Olha, eu sei que esse boletim costuma falar de dólar, juros e as piruetas do Banco Central. Mas quando uma das maiores empresas do planeta faz um movimento estratégico que envolve bilhões de dólares em receita recorrente, a gente precisa parar e prestar atenção.

Porque dinheiro é dinheiro — esteja ele no Ibovespa ou na Play Store.

O que aconteceu (ou quase aconteceu)

O Google anunciou que o Google Play Games para PC — aquela plataforma meio fantasma que deixa você rodar jogos de Android no computador — vai receber mais títulos premium e, atenção, cross-buy com Android. Ou seja: você compra o jogo no celular e pode jogar no PC sem pagar de novo. Ou vice-versa.

Parece generoso, né?

Não é.

É a mesma tática que a Microsoft usou com o Xbox Play Anywhere lá em 2016. Você cria a ilusão de valor agregado para prender o consumidor no seu ecossistema. É o velho truque do dealer: a primeira dose é "de graça" — porque o custo real é a sua fidelidade permanente.

O jogo por trás do jogo

Vamos aos números que importam. O mercado global de games mobile movimentou mais de US$ 90 bilhões em 2024, segundo a Newzoo. O Google, através da Play Store, fica com 15% a 30% de comissão sobre cada transação. Cada jogador que migra do mobile para o PC dentro do ecossistema Google é um jogador que não vai para a Steam, não vai para a Epic, não vai para lugar nenhum.

É retenção, porra. Não é caridade.

E aqui mora o detalhe que ninguém no noticiário tech vai te contar: o Google Play Games no PC tem sido um fracasso retumbante desde o lançamento. A adoção foi morna. A biblioteca de jogos era anêmica. A performance, questionável. Enquanto isso, emuladores como o BlueStacks seguiam dominando o nicho sem precisar de selo do Google.

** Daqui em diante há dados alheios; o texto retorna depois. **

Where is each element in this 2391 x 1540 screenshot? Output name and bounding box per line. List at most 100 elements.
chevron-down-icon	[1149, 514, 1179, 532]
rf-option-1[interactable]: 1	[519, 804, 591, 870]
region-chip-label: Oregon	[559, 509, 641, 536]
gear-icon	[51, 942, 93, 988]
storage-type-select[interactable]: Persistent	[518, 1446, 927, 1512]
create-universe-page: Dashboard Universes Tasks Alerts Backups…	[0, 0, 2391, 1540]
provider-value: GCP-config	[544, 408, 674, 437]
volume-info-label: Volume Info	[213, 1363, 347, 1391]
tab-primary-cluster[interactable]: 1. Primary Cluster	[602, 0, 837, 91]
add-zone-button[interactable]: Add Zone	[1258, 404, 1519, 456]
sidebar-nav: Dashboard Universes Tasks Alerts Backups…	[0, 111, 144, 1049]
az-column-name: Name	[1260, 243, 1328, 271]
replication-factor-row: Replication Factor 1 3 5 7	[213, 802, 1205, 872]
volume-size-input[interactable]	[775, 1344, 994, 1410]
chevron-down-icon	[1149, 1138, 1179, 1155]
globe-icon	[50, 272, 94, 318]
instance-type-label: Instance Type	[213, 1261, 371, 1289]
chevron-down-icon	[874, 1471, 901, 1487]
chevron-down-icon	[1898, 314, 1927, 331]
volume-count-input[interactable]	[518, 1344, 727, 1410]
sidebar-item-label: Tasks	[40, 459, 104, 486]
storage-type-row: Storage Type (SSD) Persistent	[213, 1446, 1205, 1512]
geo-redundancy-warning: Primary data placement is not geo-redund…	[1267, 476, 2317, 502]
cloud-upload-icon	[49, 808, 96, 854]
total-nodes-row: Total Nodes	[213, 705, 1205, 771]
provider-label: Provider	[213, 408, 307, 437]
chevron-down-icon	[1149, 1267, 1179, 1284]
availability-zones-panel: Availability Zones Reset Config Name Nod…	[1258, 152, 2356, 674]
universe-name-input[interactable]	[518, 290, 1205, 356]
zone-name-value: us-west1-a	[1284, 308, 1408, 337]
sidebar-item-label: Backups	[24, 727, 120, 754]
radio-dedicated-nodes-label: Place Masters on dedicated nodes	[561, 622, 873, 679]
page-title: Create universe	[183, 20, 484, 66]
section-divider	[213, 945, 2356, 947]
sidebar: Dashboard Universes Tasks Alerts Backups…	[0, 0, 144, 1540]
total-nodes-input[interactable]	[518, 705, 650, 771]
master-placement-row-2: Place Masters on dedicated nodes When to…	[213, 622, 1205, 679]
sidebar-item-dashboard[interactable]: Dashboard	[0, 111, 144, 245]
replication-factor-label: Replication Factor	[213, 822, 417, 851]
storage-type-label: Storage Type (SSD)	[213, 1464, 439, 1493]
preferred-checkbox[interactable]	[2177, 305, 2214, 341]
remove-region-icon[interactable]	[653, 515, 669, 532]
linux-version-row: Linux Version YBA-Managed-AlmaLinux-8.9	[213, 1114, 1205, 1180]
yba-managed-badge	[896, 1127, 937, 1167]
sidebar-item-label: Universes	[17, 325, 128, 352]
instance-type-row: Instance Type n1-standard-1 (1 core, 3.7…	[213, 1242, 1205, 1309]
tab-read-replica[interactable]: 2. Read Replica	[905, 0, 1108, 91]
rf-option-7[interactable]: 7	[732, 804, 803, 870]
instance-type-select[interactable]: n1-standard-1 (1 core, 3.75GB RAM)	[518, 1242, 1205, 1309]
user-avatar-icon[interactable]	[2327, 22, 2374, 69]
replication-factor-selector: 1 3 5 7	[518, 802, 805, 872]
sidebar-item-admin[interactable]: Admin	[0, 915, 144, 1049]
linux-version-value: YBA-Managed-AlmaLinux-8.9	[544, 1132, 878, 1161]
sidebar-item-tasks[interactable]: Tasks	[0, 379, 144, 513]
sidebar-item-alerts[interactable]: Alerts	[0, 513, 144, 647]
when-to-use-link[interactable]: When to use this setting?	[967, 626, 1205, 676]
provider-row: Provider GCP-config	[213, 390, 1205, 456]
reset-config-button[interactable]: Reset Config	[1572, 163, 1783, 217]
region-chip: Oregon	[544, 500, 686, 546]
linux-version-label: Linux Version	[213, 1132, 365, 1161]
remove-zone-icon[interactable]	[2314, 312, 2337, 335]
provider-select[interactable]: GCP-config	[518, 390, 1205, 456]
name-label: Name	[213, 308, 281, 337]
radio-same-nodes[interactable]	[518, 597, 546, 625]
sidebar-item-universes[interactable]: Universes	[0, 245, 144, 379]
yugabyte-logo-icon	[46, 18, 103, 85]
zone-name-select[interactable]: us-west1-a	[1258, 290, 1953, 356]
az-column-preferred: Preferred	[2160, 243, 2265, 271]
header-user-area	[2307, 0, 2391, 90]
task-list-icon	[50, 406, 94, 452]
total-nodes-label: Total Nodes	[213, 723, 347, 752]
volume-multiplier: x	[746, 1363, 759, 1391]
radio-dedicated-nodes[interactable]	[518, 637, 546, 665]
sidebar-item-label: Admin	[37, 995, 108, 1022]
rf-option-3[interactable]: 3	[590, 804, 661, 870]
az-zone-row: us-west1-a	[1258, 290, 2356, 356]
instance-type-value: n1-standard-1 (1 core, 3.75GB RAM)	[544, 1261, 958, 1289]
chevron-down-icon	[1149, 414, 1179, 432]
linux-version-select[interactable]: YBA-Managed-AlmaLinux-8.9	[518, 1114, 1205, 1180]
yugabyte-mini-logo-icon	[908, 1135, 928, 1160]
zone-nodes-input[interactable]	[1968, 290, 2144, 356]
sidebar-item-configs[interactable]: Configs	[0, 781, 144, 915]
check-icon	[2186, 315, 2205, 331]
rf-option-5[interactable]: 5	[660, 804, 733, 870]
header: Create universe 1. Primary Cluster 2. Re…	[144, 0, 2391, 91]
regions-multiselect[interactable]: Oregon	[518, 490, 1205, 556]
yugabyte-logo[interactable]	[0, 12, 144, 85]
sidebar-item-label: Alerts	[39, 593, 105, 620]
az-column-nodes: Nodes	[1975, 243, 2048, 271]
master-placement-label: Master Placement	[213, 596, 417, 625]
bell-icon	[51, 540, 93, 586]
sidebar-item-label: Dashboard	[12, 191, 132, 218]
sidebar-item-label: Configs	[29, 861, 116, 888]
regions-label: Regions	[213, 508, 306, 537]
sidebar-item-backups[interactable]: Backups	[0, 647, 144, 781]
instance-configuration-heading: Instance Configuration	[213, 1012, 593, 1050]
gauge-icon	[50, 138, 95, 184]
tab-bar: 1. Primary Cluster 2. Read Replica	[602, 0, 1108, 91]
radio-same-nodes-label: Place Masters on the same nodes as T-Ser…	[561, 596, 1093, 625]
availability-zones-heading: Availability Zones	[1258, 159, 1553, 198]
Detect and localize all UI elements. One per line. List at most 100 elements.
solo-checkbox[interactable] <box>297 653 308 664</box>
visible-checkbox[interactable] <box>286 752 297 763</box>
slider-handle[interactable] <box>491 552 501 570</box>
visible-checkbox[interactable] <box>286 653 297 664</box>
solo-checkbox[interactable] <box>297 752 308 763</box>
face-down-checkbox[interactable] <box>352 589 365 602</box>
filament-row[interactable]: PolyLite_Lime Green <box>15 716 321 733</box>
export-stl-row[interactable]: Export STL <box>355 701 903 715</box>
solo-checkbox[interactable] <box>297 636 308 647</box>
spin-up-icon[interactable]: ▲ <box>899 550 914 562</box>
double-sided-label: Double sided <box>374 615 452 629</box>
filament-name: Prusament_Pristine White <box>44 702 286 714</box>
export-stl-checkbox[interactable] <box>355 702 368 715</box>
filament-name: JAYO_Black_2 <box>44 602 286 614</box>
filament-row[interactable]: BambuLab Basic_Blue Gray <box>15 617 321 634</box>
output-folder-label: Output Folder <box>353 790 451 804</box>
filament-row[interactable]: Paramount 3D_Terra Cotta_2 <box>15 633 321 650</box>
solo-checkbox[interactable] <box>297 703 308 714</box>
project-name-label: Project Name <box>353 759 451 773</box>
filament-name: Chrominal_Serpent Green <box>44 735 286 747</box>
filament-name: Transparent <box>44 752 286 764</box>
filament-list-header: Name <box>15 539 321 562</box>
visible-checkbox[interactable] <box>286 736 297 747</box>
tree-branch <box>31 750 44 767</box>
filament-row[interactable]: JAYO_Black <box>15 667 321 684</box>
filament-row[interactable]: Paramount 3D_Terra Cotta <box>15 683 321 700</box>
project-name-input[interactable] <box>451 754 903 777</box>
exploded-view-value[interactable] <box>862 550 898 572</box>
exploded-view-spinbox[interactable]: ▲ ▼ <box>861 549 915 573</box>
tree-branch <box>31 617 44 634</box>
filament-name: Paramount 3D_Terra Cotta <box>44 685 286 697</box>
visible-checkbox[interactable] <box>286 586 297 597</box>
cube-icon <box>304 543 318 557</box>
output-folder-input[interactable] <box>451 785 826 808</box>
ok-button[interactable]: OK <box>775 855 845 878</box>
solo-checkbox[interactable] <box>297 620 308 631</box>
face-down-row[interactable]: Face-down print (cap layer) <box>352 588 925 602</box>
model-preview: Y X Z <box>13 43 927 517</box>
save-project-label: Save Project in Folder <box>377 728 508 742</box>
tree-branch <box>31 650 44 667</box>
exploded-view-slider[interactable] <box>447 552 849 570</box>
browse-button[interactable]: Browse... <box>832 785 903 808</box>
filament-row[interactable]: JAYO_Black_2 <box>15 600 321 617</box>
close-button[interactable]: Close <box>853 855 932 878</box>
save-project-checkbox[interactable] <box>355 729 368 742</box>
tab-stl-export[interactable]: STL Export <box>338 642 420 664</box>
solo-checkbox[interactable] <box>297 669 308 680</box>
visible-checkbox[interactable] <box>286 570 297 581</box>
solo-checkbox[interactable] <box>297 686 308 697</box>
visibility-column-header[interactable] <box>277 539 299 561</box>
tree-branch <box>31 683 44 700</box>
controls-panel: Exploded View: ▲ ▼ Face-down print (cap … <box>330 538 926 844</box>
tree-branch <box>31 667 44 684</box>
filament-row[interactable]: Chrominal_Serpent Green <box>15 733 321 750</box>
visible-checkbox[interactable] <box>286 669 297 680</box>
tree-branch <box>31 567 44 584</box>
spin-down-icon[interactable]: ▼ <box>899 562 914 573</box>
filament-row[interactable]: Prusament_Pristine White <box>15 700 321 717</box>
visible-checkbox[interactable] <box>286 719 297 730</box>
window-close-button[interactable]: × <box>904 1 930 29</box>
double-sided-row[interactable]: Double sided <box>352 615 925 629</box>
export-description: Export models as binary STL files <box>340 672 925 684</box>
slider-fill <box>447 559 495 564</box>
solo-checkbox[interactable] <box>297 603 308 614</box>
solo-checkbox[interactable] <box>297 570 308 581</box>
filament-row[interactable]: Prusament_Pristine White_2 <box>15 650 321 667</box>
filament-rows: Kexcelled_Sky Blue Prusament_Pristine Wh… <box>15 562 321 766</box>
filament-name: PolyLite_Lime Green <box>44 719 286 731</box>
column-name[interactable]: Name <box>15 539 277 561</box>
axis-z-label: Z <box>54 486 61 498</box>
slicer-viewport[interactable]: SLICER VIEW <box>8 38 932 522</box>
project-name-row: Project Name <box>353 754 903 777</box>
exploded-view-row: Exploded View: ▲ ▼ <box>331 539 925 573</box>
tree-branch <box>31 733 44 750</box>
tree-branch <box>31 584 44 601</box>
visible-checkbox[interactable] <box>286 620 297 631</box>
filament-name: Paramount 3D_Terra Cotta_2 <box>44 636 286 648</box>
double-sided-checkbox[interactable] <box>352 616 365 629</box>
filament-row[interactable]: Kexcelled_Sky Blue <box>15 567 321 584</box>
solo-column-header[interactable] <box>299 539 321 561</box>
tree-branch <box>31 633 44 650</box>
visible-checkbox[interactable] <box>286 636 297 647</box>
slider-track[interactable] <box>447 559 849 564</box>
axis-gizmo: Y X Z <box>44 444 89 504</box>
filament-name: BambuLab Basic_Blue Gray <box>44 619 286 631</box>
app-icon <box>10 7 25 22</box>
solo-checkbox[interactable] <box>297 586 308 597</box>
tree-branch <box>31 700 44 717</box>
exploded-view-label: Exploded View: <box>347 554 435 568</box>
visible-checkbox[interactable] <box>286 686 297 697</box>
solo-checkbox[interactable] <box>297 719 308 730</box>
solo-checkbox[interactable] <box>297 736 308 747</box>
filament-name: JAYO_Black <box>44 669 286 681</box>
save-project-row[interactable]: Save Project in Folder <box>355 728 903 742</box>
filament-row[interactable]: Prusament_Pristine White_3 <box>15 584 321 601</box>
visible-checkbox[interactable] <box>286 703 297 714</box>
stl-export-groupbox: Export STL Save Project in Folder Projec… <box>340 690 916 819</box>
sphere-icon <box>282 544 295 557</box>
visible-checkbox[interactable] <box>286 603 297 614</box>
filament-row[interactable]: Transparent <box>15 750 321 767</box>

Então o que o Google faz? O mesmo que qualquer empresa trilionária faz quando o produto não cola: joga dinheiro no problema e muda a narrativa.

Títulos premium + cross-buy = manchete bonita.

Mas a pergunta que um investidor de verdade faz é: isso muda o fundamento?

Skin in the game — ou falta dele

Nassim Taleb diria que o problema do Google com games é que eles nunca tiveram skin in the game de verdade. Olha o cemitério de produtos abandonados: Google Stadia (morto), Google Play Games no PC (quase morto), Google Play Pass (alguém lembra?).

O Google trata o segmento de games como um projeto de inovação corporativa — aquele tipo de coisa que existe para justificar slides em reunião de diretoria. "Estamos expandindo nosso footprint no gaming." Bonito no PowerPoint. Irrelevante na conta de resultado.

Compare com a postura da Valve com a Steam, que tem mais de 20 anos de construção paciente de ecossistema. Ou com a Nintendo, que entende que hardware + software + marca = fosso competitivo. O Google quer o atalho. Sempre quis.

E o que isso tem a ver com o seu bolso?

Se você tem ações da Alphabet (GOOGL), esse movimento é ruído. Não muda guidance, não muda receita material, não muda múltiplo. O segmento de "Other Bets" e iniciativas periféricas como essa representam migalhas no faturamento de uma empresa que faz US$ 300 bilhões/ano basicamente vendendo propaganda.

Agora, se você é investidor do setor de games — e deveria ao menos estar de olho — a lição aqui é outra: desconfie de plataformas que precisam comprar relevância. As que vencem são as que têm comunidade orgânica, catálogo insubstituível e uma proposta de valor que não depende de press release.

Steam tem isso. PlayStation tem isso. Nintendo tem isso.

Google? Google tem dinheiro. E como já nos ensinou a história de inúmeros impérios — de Roma ao WeWork — dinheiro sem estratégia coerente é só combustível para fogueira.

A pergunta que fica: quantas vezes o Google vai tentar entrar no mundo dos games, fracassar, e o mercado vai continuar dando de ombros só porque a receita de ads cobre tudo?

Até quando o excesso de caixa justifica a falta de foco?